No relatório denunciam a limitação do espaço cívico, obstáculos arbitrários à realização de manifestações, detenções arbitrárias, perseguições, abusos de poder. Quem são as vítimas dessas violências?

São todos ativistas cívicos que têm sido vítimas do fechamento e impedimento da realização de qualquer acto de protesto em Angola. A Polícia Nacional usa como fundamento as leis que têm sido aprovadas regularmente no país. A Assembleia Nacional está mais preocupada em aprovar leis que visam reprimir ou impedir o cidadão de participar activamente na vida pública do país. Um desses exemplos é a Lei dos Crimes de Vandalismo, Bens e Serviços Públicos ou a Lei sobre a Segurança Nacional.

Leis que, de resto, já foram declaradas inconstitucionais pela Ordem dos Advogados de Angola…

Essas leis foram declaradas inconstitucionais pela Ordem de Advogados de Angola e pelas organizações não-governamentais angolanas. Já remetemos um conjunto de petições, abaixo-assinados para impugnar estas leis, uma vez que atentam contra os direitos e violam a Constituição da República de Angola, sobretudo no seu artigo 57, que tipifica o princípio da proporcionalidade com seus três segmentos. No entanto, estas leis mantêm-se e é com base nelas que a Polícia Nacional impede qualquer exercício de manifestação em Angola.

De que forma se concretizam estas restrições?

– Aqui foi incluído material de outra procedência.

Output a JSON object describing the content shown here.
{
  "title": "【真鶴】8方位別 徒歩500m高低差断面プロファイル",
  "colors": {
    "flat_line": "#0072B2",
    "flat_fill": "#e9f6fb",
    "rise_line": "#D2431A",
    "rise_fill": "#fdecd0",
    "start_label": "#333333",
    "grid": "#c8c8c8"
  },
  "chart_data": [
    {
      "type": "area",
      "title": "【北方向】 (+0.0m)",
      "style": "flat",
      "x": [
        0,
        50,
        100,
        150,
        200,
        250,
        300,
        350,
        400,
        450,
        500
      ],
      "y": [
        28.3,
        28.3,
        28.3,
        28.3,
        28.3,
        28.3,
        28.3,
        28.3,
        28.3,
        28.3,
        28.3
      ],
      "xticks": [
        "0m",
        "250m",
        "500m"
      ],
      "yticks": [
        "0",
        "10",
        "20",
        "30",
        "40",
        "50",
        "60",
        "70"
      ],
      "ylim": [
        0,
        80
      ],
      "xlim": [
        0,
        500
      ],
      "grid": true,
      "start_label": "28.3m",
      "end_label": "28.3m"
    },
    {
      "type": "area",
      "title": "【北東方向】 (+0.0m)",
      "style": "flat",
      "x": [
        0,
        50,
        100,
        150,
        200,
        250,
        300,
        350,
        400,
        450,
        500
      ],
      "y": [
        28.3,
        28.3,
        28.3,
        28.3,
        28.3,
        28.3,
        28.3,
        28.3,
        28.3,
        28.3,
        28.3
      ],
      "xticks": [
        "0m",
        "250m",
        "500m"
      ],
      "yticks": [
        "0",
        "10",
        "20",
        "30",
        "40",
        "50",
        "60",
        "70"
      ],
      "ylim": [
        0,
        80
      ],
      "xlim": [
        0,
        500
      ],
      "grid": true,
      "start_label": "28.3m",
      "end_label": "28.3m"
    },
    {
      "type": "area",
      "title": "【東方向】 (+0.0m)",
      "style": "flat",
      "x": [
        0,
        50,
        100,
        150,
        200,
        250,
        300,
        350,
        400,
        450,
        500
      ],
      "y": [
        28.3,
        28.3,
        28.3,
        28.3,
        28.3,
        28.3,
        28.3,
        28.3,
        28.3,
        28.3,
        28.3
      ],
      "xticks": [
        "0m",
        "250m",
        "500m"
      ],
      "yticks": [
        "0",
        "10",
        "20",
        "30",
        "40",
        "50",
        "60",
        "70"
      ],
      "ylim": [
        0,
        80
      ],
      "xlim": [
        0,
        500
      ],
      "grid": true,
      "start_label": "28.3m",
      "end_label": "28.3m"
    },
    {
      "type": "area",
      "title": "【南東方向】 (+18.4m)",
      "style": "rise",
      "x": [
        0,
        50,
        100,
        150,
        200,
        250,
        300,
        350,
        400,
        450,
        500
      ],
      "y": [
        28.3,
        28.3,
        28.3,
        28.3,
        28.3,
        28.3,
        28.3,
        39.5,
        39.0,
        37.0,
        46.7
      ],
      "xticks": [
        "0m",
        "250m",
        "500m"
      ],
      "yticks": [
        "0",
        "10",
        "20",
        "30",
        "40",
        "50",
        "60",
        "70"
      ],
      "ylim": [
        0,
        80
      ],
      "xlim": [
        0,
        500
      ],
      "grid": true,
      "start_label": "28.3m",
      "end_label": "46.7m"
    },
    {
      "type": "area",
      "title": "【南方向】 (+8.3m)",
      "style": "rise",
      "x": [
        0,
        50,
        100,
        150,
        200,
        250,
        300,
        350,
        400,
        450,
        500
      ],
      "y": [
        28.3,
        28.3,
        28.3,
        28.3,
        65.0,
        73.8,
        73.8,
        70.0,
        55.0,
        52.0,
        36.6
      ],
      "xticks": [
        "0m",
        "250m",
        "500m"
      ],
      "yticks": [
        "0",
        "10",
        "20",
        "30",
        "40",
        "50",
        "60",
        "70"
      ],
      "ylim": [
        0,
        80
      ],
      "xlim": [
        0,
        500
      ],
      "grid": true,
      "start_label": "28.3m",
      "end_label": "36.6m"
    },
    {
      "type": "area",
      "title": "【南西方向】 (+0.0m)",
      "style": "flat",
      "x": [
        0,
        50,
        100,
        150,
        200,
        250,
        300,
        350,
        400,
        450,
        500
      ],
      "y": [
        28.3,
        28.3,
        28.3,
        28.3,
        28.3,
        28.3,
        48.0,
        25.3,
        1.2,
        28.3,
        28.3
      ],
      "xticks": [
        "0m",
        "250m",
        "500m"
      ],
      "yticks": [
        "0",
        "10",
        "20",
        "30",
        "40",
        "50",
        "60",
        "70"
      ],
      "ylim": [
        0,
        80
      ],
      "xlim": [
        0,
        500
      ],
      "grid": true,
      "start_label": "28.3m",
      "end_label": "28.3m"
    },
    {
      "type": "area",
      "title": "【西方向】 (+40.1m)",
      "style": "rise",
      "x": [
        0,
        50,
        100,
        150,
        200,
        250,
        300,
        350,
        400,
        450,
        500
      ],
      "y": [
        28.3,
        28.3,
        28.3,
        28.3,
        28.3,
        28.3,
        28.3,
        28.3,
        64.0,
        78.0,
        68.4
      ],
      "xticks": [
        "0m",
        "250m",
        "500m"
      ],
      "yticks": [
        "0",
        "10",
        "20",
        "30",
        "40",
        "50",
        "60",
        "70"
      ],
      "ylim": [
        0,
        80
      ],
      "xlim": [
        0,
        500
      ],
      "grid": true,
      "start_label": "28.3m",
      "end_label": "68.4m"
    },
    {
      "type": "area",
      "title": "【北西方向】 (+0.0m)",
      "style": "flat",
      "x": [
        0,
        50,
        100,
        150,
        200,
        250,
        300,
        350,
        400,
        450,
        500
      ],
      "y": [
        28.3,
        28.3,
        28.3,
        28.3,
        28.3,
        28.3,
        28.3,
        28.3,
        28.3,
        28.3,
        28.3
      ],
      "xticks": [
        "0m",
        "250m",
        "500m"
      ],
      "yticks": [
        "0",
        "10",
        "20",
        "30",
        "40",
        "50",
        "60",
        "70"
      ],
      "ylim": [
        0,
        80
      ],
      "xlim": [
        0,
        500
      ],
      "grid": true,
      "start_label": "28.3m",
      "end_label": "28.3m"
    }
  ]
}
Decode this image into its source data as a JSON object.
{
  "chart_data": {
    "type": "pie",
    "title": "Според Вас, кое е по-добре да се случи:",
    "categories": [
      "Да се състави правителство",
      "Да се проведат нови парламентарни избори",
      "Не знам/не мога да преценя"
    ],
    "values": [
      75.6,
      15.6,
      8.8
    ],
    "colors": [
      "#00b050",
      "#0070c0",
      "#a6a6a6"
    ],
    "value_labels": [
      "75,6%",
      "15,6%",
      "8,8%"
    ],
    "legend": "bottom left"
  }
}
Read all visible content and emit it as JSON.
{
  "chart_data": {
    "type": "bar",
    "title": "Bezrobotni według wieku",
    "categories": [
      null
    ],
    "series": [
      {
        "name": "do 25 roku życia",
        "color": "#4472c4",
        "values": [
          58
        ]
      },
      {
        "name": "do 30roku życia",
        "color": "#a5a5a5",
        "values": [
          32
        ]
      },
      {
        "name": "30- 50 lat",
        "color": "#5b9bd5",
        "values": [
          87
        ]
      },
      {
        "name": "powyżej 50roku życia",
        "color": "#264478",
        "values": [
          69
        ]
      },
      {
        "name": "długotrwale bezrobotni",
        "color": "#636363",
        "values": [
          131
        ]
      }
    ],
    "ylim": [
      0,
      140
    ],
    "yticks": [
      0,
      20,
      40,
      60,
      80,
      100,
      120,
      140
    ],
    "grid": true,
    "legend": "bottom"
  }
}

A Polícia Nacional impede as manifestações, detém os manifestantes, apropria-se dos seus bens, com o argumento de ser uma manifestação não autorizada. A questão é: quem autoriza uma manifestação num Estado de Direito democrático? É a lei ou as pessoas que respondem a ordens superiores. Aqui estamos numa clara violação da lei e ninguém se pronuncia. Nem a Procuradoria-Geral República, nem o Provedor de Justiça e muito menos o Ministério da Justiça e Direitos Humanos.

No passado mês de Agosto, as forças de segurança detiveram a jornalista correspondente da Lusa e dois jornalistas da Rádio Despertar, uma rádio privada, por estarem a cobrir uma manifestação cívica ordeira e pacífica, violando o direito de liberdade de imprensa. O Sindicato dos Jornalistas de Angola pronunciou-se contra as detenções, condenando a atitude da polícia e aconselhou os companheiros de profissão a avançar com uma acção crime contra os agentes.

Os jornalistas avançaram com uma queixa-crime?

Há um processo em curso, não faz parte deste relatório, mas em data oportuna poderemos também tornar esse posicionamento público.

No relatório, afirmam que a liberdade de expressão parece ser submetida a critérios seletivos e que critérios a que se referem?

O primeiro critério é o partido político, ou seja, aquelas actividades políticas de massa, desencadeadas por militantes do partido hegemônico que governa o país, são sempre permitidas e protegidas pela Polícia Nacional.

Por exemplo, duas manifestações podem sair à rua no mesmo dia. Uma mobilizada por militantes do MPLA sem qualquer impedimento pela Polícia Nacional, com a cobertura total dos órgãos de comunicação social públicos, pagos com dinheiro de todos nós e, do outro lado, cidadãos, que também usam os direitos civis e políticos, serão impedidos, agredidos, torturados e muitas das vezes submetidos a julgamentos sumários-criados ou fabricados- por terem participado ou realizado uma manifestação.

No entanto, vivemos num país onde a Constituição da República é para todos, sem desprimor de etnia, idade, crenças, cores partidárias, nem género. Mas lamentavelmente, a aplicação destes direitos fundamentais, em Angola, só é permitida para quem é militante do MPLA. Um Cidadão comum é impedido de manifestar e rotulado de arruaceiro.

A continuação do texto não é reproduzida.